Calum develops generative super-resolution methods and multi-modal data fusion pipelines for synchrotron X-ray imaging. His work includes EXG-GAN, a generative adversarial network for upsampling spatially resolved 3D tomographic data, and methods for fusing XRD-CT and XCT datasets for autonomous materials segmentation. He is building OpenLSR-X, an open-source PyTorch package for learnable super-resolution of XCT data.

Available for postdoctoral or industry positions from July 2026. Contact Calum or James to discuss.

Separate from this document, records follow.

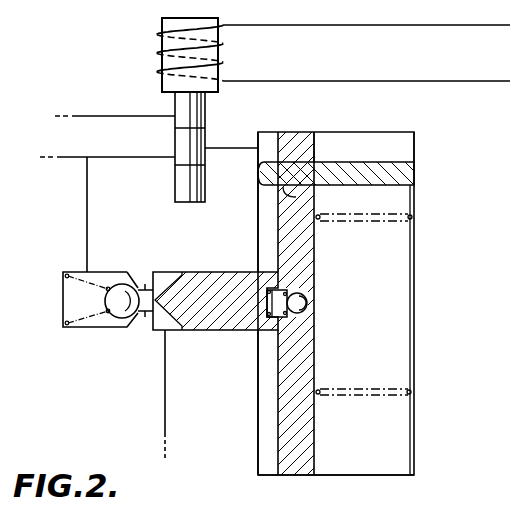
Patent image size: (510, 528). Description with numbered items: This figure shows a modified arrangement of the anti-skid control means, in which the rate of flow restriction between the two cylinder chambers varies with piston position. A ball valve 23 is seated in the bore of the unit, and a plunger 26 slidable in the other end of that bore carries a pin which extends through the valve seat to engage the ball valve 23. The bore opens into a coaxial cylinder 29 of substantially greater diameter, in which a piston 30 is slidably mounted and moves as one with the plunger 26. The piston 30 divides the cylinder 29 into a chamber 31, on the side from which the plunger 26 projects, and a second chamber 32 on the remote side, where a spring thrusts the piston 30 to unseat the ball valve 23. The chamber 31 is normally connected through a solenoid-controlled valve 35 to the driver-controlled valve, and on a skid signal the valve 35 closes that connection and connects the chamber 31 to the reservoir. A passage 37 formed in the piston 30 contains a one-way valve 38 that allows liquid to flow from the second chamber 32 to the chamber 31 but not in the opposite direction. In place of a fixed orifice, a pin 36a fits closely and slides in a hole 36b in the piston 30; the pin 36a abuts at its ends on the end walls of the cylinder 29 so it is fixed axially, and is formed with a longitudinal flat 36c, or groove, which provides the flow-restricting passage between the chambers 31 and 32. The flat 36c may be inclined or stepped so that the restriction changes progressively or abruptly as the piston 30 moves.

The ball valve 23 is at (119, 317).
The plunger 26 is at (228, 331).
The cylinder 29 is at (361, 476).
The piston 30 is at (300, 453).
The chamber 31 is at (268, 424).
The second chamber 32 is at (390, 438).
The valve 35 is at (180, 107).
The pin 36a is at (378, 176).
The hole 36b is at (280, 205).
The longitudinal flat 36c is at (340, 161).
The passage 37 is at (282, 281).
The one-way valve 38 is at (305, 308).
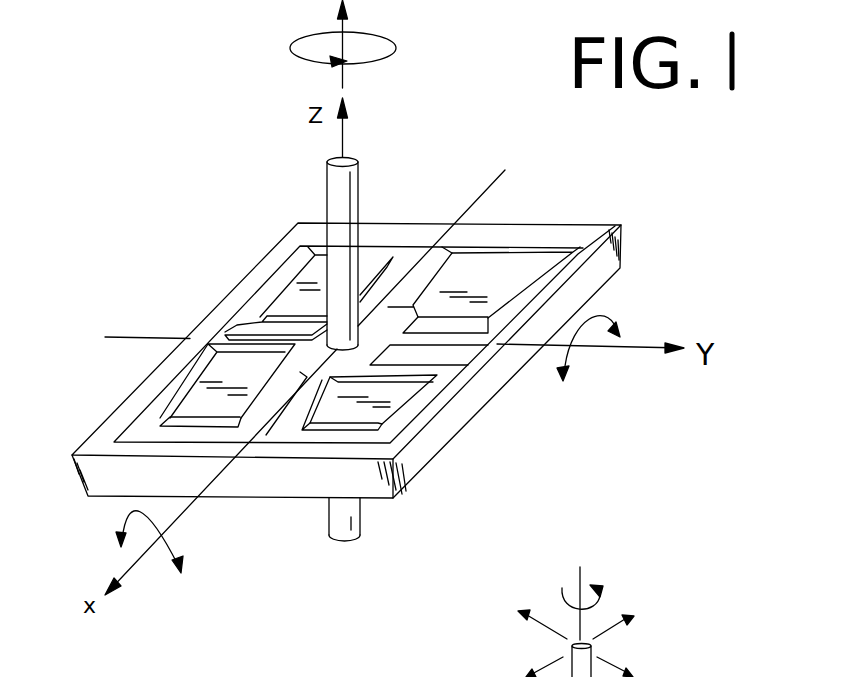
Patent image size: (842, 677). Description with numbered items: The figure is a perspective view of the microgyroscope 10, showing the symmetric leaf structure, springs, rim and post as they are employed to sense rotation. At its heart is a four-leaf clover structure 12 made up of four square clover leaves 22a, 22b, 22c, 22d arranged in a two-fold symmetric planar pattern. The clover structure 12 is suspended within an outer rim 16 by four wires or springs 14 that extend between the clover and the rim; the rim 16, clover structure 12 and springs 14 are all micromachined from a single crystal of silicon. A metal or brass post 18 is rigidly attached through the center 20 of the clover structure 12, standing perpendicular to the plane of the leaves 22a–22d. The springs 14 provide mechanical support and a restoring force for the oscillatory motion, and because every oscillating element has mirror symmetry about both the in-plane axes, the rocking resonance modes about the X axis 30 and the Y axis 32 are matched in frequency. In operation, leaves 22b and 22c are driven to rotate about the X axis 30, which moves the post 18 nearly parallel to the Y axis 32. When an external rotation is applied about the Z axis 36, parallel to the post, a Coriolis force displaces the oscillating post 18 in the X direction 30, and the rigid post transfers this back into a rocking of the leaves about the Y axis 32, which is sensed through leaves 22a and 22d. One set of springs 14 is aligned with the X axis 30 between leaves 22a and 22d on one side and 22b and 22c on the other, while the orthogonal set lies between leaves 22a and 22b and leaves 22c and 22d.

The microgyroscope 10 is at (212, 153).
The clover structure 12 is at (512, 263).
The springs 14 is at (407, 255).
The rim 16 is at (393, 498).
The post 18 is at (326, 186).
The center 20 is at (362, 534).
The clover leaf 22a is at (183, 403).
The clover leaf 22b is at (398, 403).
The clover leaf 22c is at (540, 262).
The clover leaf 22d is at (277, 302).
The X axis 30 is at (137, 560).
The Y axis 32 is at (646, 349).
The Z axis 36 is at (345, 72).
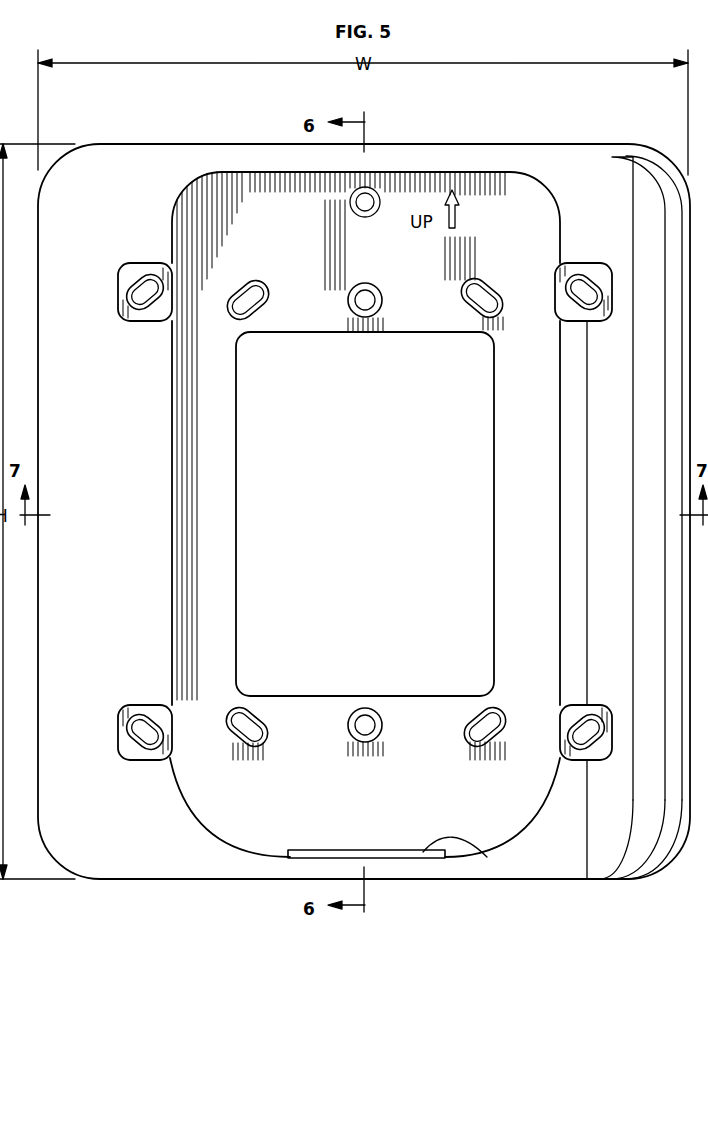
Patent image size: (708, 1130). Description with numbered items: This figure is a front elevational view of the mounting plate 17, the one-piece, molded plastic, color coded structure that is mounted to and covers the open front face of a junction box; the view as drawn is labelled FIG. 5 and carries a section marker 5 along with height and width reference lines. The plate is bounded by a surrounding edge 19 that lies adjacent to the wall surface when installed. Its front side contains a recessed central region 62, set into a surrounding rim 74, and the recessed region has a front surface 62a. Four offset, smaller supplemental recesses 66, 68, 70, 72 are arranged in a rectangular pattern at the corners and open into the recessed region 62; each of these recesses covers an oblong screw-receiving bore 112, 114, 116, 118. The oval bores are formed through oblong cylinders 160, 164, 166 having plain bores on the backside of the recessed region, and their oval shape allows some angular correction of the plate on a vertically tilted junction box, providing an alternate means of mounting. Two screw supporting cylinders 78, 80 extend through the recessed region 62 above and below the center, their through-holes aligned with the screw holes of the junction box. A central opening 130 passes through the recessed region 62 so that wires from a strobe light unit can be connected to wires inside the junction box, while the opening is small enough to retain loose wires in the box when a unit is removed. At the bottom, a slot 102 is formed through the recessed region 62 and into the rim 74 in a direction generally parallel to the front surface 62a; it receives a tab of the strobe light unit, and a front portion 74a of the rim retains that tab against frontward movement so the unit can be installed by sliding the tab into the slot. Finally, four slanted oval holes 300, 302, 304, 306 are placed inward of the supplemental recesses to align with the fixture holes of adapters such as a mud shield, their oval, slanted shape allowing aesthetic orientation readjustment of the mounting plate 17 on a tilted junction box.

The wall plate 5 is at (650, 440).
The mounting plate 17 is at (477, 146).
The surrounding edge 19 is at (666, 162).
The recessed central region 62 is at (120, 303).
The front surface of the recessed region 62a is at (389, 806).
The supplemental recess 66 is at (172, 232).
The supplemental recess 68 is at (172, 757).
The supplemental recess 70 is at (585, 293).
The supplemental recess 72 is at (562, 720).
The surrounding rim 74 is at (151, 534).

Key publication: Three-dimensional, multimodal synchrotron data for machine learning applications — Scientific Data (2025)


Jon Valijonov

Data-Driven Image Mechanics (D2IM): A Deep Learning Approach to Predict Displacement and Strain Fields in Biological Tissues from X-ray Tomography

University of Greenwich · Co-supervised with Prof. Gianluca Tozzi and Dr Peter Soar

Jon is developing D2IM, a deep learning framework that predicts full-field displacement and strain directly from undeformed X-ray tomography images. His initial results show that direct strain prediction significantly outperforms displacement-derived approaches, reducing false-positive high-strain classifications by 75%. The project is expanding D2IM to a range of hard and soft biological tissues and loading scenarios, using Greenwich’s InCiTe 3D X-ray microscope for sub-micron resolution phase-contrast imaging.

First preprint: D2IM-Strain (bioRxiv, 2026)


Isabella Florez

Quantum-AI Synergy for Next-Generation Imaging of Biological Tissues

University of Greenwich

Isabella is investigating quantum-native representations of biological tissue images to enable AI operations — classification, segmentation, measurement, and multi-modal data fusion — that are intractable with classical approaches alone. Her work surveys hybrid quantum-classical architectures for biomedical imaging and is developing toward Quantum Image Correlation (QuIC), a quantum extension of digital volume correlation for high-dimensional volumetric data.


MSc Students (2025–26)

Asif Ali

Generative AI for Digital Twins of Battery Electrodes

University of Greenwich

Asif is training diffusion models on 3D X-ray tomograms of anisotropic battery electrodes (carbon felt) to generate synthetic microstructures that are statistically indistinguishable from real data. The generated volumes will serve as inputs for physics-based simulation with OpenImpala, addressing the data scarcity bottleneck in computational materials science. Running on Isambard-AI.


Ali Butt

The Battery Explorer: Interactive Web-Based Dashboard for 4D Scientific Data

University of Greenwich

Ali is building an interactive web application for exploring 4D battery tomography data — scrubbing through time, rotating 3D volumes, and viewing synchronised derived quantities (e.g., crack volume vs. cycle number). The tool is designed to make large-scale operando datasets accessible to experimentalists without specialist visualisation software.


Insha Amreen

Guided Super-Resolution for Multimodal Scientific Imaging

University of Greenwich

Insha is developing guided super-resolution methods that use high-resolution structural data (XCT) to intelligently upsample low-resolution chemical maps (XRD-CT), producing unified high-resolution datasets containing both structural and chemical information. The work builds on the FeatUp framework and our group’s multimodal synchrotron dataset.